Here is the argument:
Let e be the probability that any generated token exits the tree of "correct" answers.
Then the probability that an answer of length n is correct is (1-e)^n
— Yann LeCun (@ylecun) March 26, 2023
There is no alt-text with the LeCun slide image, but his points are basically saying that because LLMs are trained on faulty data, that data makes them untrustable AND since they use their own outputs to train future outputs for others, the problems just increase over time. His points on the slide image above are:
- Auto-Regressive LLMs are doomed
- They cannot be made factual, non-toxic, etc.

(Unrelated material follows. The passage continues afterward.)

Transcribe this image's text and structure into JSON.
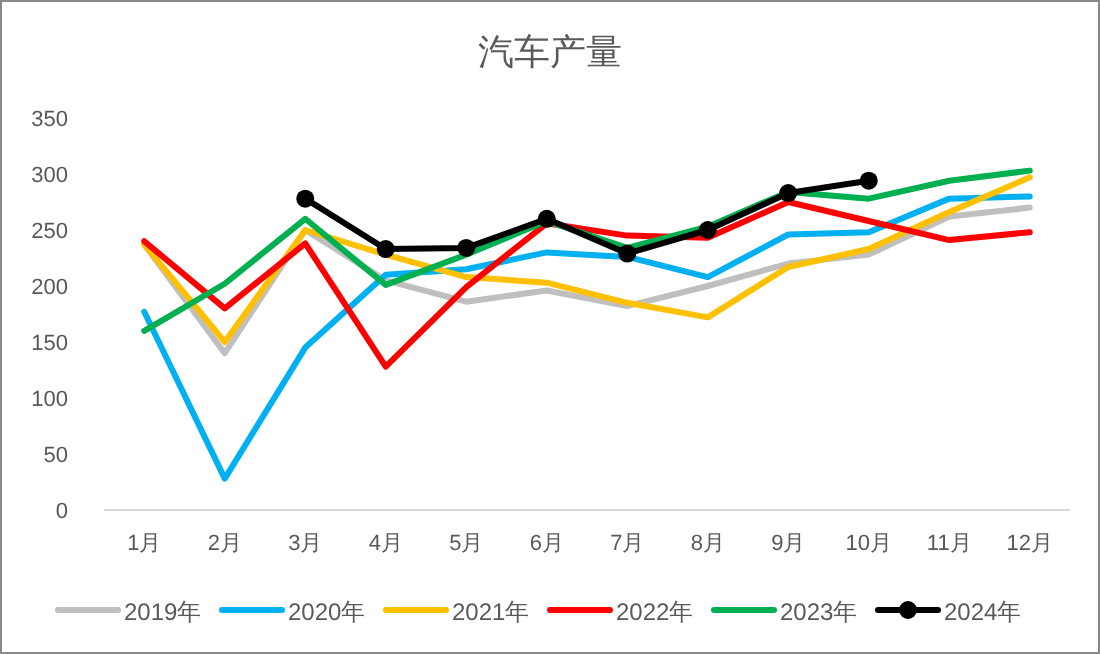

- They are not controllable
- Probability e that any produced token takes us outside of the set of correct answer
- Probability that the answer of n is correct: P(correct) = (1-e)n
- This diverges exponentially
- It’s not fixable (without a major redesign)
So… why are we unleashing this on students… or people in general? Maybe it was a good idea for universities to hold back on this unproven technology in the first place? More on that in the next post I am planning. We will see if LeCun is right or not (and then see what lawsuits will happen against who if he is correct). LeCun posts a lot about what is coming next – which may happen. But not if people keep throwing more and more power and control to OpenAI. They have a very lucrative interest in keeping GPT going. And let’s face it – their CEO really, really does not understand education.
I know many people are convinced that the “shiny new tech tool hype” is different this time, but honestly – this is exactly what happened with Second Life, Google Wave, you name it: people found evidence of flaws and problems that those who were wowed by the flashy, shiny new thing ignored – and in the rush to push unproven tech on the world, the promise fell apart underneath them.